Hi,

On Fri, 14 Aug 2015 10:54:57 -0400 Rich Freeman wrote:
> On Fri, Aug 14, 2015 at 8:45 AM, Kristian Fiskerstrand <k...@gentoo.org> 
> wrote:
> > They will be OpenPGP signed by a releng key during thickening and
> > portage will auto-verify it using gkeys once things are in place. As
> > such checksum for ebuilds and other files certainly needs to be part
> > of the manifest, otherwise it can open up for malicious alterations of
> > these files.
> >
> 
> As much as I'd love to see it all folded into git, the reality is also
> that git signatures are only bound to files by a series of sha1
> hashes, and sha1 is not a strong hash function.  Git really ought to
> move to sha256 at some point, preferably in a manner that makes it
> expandable in the future to other hash functions.  But, this isn't a
> high-priority for upstream.
> 
> The same limitation is true of any git gpg signature, including tag
> signatures.  It is all held together by sha1.  The manifest system is
> much stronger.
 
OK, if manifests are that important, why not generate full manifest
during repoman commit?

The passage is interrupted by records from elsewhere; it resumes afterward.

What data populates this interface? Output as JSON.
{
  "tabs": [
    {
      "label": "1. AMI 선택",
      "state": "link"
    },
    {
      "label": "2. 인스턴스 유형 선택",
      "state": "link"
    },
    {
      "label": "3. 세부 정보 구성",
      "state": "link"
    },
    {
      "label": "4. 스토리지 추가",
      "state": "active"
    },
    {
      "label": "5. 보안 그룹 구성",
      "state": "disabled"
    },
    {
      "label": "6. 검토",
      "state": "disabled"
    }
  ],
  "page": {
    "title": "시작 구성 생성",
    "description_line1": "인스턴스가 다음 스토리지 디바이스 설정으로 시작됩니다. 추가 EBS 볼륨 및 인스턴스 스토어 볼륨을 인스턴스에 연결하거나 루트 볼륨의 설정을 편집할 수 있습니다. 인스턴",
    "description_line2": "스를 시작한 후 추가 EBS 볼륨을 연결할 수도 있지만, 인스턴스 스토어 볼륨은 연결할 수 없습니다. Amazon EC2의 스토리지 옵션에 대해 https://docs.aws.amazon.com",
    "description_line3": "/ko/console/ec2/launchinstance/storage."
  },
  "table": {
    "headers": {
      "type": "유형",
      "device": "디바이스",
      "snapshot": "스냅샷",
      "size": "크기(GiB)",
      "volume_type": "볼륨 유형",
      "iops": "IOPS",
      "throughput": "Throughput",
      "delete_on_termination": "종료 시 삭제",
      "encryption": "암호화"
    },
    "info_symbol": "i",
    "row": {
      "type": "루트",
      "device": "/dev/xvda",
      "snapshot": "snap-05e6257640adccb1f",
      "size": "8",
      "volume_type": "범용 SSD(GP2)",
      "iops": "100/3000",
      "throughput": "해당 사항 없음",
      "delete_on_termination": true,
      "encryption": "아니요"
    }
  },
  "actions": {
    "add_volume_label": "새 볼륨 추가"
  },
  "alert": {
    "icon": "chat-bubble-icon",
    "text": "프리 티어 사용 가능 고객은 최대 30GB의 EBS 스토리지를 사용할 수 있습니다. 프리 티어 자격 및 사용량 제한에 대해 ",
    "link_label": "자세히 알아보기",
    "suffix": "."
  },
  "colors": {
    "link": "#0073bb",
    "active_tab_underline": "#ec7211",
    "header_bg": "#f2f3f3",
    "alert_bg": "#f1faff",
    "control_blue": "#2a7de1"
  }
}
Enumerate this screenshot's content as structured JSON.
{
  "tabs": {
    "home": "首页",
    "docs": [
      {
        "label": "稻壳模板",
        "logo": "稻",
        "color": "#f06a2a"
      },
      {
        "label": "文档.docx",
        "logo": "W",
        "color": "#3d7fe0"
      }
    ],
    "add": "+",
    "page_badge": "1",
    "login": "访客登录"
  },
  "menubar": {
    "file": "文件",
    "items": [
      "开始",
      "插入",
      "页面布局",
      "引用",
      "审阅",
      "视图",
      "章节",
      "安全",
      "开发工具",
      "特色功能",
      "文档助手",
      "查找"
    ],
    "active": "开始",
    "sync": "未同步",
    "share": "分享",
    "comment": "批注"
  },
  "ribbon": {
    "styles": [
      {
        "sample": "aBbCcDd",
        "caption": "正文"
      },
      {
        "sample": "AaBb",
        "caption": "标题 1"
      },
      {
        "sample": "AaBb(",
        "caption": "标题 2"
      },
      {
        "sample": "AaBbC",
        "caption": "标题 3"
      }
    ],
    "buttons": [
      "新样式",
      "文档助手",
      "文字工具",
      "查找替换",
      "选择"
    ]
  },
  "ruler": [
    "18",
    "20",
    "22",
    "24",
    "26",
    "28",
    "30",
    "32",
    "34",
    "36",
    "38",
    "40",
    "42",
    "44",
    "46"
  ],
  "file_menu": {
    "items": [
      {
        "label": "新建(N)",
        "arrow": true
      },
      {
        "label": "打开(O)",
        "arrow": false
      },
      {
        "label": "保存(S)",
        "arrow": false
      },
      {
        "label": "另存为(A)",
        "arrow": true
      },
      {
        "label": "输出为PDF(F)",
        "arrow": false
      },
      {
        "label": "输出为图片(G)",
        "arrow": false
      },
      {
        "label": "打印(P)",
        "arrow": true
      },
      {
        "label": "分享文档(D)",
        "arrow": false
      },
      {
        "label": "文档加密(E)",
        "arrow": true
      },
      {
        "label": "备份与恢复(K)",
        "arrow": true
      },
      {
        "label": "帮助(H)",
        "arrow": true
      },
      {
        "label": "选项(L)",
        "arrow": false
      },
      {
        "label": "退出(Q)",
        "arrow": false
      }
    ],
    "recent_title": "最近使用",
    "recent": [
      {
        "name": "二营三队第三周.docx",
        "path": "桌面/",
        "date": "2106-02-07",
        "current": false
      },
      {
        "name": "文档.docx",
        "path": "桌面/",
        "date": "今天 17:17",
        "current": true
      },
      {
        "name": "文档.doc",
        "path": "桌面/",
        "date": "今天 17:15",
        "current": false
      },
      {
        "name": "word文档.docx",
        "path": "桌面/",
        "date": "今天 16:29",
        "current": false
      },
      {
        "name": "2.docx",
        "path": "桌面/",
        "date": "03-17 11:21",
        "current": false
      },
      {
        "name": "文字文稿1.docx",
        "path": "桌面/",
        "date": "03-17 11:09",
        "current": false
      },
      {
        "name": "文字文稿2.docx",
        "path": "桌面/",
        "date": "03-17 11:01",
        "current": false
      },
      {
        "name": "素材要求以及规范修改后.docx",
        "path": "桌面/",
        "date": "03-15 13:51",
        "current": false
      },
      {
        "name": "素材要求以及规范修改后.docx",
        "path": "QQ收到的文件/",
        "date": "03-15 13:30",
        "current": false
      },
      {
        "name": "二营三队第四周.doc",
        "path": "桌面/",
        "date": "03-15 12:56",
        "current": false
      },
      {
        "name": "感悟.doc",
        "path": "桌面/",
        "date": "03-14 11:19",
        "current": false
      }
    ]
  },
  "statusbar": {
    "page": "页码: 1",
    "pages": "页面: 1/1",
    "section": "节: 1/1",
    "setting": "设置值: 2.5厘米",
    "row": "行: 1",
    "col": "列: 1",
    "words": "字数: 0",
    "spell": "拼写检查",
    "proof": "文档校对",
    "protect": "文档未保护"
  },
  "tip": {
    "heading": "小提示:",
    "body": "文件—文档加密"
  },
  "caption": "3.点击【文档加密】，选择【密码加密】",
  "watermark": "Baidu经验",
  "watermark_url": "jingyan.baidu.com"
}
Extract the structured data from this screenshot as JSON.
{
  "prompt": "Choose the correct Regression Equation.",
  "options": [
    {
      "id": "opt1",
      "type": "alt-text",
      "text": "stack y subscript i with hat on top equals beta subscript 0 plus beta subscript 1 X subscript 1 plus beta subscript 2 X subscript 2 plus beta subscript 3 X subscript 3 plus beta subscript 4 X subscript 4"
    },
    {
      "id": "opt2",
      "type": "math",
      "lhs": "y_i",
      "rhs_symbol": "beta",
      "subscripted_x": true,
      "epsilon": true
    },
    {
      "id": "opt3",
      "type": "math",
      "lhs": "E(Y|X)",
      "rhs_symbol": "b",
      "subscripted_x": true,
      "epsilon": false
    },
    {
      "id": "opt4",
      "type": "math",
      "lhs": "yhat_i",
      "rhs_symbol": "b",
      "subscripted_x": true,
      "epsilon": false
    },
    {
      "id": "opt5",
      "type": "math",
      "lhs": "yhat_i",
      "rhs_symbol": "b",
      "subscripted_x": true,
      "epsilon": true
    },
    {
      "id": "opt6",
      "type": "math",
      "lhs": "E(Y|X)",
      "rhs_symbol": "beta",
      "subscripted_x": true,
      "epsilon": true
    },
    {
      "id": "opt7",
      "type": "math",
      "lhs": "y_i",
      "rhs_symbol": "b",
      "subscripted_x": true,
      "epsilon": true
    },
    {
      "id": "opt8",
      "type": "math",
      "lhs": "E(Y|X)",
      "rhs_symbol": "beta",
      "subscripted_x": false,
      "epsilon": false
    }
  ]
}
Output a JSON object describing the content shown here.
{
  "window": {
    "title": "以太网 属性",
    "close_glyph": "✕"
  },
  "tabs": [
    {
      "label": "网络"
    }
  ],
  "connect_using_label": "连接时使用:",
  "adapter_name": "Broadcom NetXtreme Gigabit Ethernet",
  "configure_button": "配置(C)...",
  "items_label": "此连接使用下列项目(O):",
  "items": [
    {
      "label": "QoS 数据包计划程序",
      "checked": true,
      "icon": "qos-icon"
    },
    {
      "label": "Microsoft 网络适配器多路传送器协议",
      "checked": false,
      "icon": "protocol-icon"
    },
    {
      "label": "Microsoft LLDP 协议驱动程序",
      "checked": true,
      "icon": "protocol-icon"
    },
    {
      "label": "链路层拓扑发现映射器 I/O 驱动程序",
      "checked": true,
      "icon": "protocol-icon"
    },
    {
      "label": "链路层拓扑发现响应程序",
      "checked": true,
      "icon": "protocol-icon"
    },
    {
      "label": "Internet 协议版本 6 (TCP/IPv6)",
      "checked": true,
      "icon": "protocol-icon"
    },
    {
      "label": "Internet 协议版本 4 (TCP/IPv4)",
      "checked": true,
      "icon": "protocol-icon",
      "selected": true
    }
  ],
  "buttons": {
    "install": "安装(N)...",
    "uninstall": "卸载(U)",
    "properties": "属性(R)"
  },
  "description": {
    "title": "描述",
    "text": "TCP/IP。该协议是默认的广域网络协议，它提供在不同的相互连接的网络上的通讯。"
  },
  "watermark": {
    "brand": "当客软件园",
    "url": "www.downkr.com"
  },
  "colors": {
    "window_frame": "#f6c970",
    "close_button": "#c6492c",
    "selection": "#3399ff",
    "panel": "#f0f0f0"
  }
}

If we do not tamper with $Id$, the only file
outside of this manifest will be ChangeLog generated during rsync
propagation. Then we have following options:
- do not sing ChangeLog: even if it will be tampered, little harm
can be done, since it doesn't affect live system or build process;
- sign ChangeLog with releng key;
- sign developer-signed manifest + ChangeLog with releng key. Thus
we'll have double signature for most important files.